O professor compara o momento americano ao da Grã-Bretanha no início do século XX — sobrecarregada por compromissos militares e econômicos, enquanto novas potências emergiam. “A história raramente poupa as nações que confundem poder com destino”, alerta.

O mundo multipolar que emerge

Para Mearsheimer, a era da unipolaridade terminou. “O sistema internacional está se tornando multipolar, com China, Rússia, Índia e outras potências regionais exercendo maior autonomia.
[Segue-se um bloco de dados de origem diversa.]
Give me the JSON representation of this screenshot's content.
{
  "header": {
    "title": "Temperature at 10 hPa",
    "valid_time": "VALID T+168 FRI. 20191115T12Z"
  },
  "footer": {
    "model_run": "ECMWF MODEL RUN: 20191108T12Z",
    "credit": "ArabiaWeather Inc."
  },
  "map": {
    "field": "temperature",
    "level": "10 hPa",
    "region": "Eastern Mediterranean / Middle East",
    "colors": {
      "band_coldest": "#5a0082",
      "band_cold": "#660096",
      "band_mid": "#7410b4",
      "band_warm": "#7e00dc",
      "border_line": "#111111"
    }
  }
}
A capacidade dos Estados Unidos de ditar as regras está diminuindo”, analisa.

Ele destaca que a disputa sino-americana será o conflito definidor do século XXI, com implicações para economias, alianças e para a estabilidade global. “Se a história ensina algo, é que grandes potências raramente cedem espaço de forma pacífica. A lógica do poder muitas vezes empurra até os estados mais racionais para o desastre”, conclui.

A visão de John Mearsheimer é clara: a transição de poder global já começou, e o centro de gravidade político e econômico do mundo está se deslocando para o Leste. Para o professor, os Estados Unidos terão de escolher entre reconhecer essa nova realidade ou insistir em uma hegemonia insustentável.

Como adverte o teórico: “As transições de poder não pedem permissão. Elas impõem consequências. E quando as marés da história mudam, nenhuma nação — por mais excepcional que se julgue — consegue escapar de sua força.”